What isn't clear at this point is whether the presence of maternal myocardial cells triggered an immunologic response that led to the fatal heart block—an assault akin to graft-versus-host disease—or if the neonate recruited the maternal cells to help repair an attack on the heart from some other source.

In a different investigation, Dr. Stevens and her colleagues enrolled 14 children with SLE and 24 healthy controls matched for age and sex. They measured the level of maternal DNA present in a blood sample from each child. To do this, they developed an assay that can detect human leukocyte antigen (HLA) alleles that are present in the mother but not inherent to the child.

To see whether lupus patients mount an immune response to maternal cells when exposed to maternal antigens, they stimulated T cells from all subjects with CD14+ macrophages donated by both the child's mother and an unrelated donor.

The results surprised the investigators once again.

Maternal DNA was apparent in comparable numbers of both SLE patients and controls. And healthy children responded to stimulation from an unrelated donor in a well-recognized pattern, “the way they would to any foreign HLA molecules,” said Dr.
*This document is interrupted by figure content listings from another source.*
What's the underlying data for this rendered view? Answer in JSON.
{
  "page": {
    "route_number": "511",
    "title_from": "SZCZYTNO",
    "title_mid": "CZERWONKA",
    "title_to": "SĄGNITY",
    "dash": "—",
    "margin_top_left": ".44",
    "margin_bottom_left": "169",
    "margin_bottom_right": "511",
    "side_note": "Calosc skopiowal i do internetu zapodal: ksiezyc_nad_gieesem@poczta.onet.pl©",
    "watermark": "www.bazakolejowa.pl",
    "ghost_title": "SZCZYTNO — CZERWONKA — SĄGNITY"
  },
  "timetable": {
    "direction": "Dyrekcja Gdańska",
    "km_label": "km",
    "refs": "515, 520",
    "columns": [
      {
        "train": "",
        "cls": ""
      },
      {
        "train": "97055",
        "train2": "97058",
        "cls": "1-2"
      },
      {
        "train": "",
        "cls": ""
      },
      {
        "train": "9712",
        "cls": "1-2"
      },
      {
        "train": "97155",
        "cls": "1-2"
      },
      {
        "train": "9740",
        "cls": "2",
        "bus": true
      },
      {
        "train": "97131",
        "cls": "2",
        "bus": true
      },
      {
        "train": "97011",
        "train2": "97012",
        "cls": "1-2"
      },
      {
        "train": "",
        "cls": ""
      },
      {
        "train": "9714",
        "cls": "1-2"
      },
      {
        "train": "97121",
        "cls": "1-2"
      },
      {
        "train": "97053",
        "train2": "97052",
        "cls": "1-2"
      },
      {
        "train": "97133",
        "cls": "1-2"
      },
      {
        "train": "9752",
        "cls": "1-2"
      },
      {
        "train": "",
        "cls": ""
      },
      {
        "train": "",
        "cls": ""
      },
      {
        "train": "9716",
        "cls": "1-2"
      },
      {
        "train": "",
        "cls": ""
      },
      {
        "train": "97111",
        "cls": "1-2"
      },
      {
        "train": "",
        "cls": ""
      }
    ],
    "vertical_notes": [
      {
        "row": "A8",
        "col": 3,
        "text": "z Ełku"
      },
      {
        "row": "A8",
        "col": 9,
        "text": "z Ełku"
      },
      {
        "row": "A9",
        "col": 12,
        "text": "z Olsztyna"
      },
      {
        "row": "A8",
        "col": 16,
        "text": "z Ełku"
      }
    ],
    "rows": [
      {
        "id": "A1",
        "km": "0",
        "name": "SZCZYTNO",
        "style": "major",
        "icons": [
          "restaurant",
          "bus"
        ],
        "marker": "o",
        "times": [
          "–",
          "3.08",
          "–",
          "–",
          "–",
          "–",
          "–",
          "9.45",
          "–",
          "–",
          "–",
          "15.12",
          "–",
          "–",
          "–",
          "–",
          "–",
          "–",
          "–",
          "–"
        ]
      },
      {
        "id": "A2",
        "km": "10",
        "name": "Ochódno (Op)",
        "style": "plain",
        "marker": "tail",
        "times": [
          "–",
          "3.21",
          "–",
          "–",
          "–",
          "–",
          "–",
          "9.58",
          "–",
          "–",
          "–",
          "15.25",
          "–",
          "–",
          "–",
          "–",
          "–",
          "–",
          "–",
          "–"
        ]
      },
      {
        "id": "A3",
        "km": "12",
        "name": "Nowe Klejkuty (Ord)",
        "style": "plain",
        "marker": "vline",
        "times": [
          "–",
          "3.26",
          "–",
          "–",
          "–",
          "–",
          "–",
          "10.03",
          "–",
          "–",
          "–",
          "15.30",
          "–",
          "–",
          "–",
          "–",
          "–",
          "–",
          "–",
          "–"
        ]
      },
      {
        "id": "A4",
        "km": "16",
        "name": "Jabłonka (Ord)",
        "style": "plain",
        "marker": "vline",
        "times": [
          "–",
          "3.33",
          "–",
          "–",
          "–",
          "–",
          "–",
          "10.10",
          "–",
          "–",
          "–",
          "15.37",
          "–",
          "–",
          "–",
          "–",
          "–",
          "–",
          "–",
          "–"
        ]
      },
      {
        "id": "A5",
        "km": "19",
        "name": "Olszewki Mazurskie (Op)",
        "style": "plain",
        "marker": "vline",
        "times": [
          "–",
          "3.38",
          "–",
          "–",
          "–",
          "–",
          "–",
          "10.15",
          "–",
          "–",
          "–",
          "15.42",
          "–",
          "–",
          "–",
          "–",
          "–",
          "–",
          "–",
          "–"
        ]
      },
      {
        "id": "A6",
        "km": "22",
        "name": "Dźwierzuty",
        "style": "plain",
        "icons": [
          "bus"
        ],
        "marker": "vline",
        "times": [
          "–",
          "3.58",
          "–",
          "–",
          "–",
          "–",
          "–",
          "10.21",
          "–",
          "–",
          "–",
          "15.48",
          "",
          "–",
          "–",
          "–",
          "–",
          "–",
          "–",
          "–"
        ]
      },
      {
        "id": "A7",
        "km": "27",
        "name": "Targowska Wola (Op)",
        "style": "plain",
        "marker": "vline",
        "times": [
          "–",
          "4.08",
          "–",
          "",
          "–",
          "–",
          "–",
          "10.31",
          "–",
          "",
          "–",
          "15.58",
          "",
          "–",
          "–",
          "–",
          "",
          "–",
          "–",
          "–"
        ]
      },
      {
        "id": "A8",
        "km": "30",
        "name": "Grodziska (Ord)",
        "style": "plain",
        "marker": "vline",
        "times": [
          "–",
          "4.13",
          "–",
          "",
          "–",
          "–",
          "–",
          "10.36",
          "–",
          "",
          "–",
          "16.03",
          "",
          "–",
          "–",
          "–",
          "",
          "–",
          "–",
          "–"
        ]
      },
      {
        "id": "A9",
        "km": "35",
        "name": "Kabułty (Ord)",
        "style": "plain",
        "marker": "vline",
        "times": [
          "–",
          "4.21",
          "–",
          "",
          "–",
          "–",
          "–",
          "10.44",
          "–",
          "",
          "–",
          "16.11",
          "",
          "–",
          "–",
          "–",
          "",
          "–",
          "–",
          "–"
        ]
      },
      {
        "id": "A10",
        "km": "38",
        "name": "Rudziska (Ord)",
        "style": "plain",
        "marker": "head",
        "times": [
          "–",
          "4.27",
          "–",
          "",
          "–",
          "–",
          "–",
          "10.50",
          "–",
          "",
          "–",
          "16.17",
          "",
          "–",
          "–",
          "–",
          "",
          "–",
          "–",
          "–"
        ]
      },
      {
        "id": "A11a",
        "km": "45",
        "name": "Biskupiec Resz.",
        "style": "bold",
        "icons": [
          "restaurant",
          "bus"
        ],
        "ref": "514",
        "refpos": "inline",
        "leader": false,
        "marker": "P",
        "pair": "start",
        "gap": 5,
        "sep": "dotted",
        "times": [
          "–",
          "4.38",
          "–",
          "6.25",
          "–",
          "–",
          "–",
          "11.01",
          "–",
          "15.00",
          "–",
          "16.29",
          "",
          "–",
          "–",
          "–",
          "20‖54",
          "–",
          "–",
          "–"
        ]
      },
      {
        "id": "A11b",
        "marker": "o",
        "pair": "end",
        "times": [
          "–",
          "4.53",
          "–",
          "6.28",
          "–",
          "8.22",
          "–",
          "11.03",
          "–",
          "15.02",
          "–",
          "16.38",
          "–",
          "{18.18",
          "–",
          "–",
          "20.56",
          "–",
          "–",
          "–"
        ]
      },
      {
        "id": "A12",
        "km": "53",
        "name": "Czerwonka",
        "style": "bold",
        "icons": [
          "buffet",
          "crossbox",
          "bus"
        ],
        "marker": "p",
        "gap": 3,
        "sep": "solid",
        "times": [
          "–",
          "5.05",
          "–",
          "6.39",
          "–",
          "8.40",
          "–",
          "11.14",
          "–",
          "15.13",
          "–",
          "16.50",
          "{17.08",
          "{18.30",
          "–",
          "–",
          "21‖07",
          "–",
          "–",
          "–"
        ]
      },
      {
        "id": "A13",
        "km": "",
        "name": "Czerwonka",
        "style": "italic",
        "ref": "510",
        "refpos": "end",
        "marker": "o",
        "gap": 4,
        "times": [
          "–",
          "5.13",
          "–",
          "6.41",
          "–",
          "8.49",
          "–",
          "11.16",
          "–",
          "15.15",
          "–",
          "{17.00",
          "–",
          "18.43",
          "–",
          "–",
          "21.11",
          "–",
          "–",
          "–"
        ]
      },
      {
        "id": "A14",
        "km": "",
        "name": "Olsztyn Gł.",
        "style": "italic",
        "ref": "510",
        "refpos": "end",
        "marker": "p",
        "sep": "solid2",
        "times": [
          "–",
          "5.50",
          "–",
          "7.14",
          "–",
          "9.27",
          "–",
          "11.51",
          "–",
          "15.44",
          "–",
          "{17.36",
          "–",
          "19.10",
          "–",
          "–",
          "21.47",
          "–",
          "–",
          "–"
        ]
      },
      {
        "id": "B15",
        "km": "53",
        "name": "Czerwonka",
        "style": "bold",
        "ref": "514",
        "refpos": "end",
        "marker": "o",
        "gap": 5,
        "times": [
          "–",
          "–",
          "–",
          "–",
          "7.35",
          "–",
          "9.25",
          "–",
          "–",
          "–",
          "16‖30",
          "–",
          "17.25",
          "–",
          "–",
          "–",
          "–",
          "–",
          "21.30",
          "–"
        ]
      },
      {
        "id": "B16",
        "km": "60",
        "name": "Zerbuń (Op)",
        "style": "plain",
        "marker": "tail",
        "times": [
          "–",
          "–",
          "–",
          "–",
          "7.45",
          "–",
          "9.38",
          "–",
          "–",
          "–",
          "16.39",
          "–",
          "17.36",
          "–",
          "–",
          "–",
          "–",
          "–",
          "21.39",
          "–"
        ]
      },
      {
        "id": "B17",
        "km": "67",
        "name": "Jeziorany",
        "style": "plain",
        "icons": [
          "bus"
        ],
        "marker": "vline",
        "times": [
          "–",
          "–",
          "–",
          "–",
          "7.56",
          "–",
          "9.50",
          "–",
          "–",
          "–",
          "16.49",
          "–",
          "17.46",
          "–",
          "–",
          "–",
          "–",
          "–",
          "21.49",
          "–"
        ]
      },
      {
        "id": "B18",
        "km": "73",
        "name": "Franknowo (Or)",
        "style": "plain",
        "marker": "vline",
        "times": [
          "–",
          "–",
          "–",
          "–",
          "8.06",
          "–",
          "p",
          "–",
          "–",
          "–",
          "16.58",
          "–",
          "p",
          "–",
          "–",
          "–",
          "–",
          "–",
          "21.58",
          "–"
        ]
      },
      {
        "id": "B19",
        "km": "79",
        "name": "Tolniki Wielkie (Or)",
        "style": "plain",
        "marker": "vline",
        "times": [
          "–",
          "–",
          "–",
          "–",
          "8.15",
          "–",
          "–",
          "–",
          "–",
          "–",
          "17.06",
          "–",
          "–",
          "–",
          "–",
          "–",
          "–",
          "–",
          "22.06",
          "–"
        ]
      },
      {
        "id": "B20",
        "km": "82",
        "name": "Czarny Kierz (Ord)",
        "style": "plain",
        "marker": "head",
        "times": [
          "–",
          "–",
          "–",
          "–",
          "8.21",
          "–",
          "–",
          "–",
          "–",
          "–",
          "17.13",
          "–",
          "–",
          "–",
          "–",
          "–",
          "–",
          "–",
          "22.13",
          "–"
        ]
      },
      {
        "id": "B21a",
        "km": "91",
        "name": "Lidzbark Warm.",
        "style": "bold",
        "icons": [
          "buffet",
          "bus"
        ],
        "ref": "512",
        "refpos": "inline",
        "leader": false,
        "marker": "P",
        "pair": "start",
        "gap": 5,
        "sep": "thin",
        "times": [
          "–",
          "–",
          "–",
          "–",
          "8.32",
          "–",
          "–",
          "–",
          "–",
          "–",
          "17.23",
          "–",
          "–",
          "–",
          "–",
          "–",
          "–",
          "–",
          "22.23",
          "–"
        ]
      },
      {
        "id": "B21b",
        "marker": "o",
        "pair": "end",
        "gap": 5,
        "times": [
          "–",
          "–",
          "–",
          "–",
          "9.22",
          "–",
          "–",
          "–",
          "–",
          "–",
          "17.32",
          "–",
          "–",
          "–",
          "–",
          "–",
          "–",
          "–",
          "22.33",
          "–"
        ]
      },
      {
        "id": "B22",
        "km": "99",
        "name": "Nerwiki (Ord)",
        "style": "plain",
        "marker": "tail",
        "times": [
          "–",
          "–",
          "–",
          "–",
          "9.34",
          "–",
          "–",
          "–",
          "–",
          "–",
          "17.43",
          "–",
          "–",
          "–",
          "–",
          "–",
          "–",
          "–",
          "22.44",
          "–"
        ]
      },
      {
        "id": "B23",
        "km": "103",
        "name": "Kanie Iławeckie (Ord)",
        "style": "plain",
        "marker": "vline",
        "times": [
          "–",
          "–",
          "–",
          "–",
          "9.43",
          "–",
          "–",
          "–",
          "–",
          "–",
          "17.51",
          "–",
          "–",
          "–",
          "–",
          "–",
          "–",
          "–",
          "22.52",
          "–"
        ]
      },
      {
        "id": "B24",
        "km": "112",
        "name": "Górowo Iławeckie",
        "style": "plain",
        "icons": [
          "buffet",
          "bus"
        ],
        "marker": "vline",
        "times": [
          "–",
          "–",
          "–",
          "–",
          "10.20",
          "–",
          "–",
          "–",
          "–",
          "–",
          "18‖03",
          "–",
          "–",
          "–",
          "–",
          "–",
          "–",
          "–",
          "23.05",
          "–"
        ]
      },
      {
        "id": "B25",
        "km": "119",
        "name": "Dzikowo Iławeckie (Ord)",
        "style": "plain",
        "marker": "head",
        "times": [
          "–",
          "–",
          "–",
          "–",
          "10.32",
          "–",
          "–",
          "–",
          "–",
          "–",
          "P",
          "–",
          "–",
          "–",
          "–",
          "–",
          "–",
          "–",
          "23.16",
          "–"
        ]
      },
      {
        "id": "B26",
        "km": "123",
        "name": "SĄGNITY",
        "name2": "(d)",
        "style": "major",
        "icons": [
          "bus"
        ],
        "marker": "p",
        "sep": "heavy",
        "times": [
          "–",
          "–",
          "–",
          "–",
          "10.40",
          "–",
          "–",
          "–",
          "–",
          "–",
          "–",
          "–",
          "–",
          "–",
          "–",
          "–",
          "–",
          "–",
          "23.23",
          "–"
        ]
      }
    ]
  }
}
Stevens. Some 14% of CD4+ leukocytes produced interferon-γ and 25% produced interleukin-4 (IL-4).

By contrast, only 2% produced interferon-γ and IL-4 in response to maternal cells, suggesting that “the control patient has tolerance to her mother,” said Dr. Stevens.

Children with SLE also displayed a normal immunological response to cells from an unrelated donor. But their response to maternal cells was notably different from that of healthy controls: Some 20% of CD4+ leukocytes produced interferon-γ and 31% produced IL-4.

“The lupus patient has a normal response to an unrelated donor. And [the patient has] twice that response to her mother. So she's hyperactivated,” said Dr. Stevens, a researcher at the Children's Hospital and Regional Medical Center, Seattle.

“Somehow the control patients had developed an immune tolerance to maternal antigens. Only 2% of their cells are actually responding to the mother's, which would explain why they can tolerate maternal microchimerism for decades.”

These results are still preliminary, Dr. Stevens commented. “This has to be substantiated in many, many more people.”

However, if additional evidence shores up her hypothesis, and maternal cells are shown to trigger an autoimmune response in SLE patients, clinicians might be able to halt the disease.

“Conceivably, we could target these maternal antigens or block the maternal HLA molecules and specifically stop this immune response. There are such a tiny number of cells involved that you would not be wiping out huge amounts of tissue. You'd be getting rid of the stimulus, and the rest of the body would be fine,” Dr. Stevens said.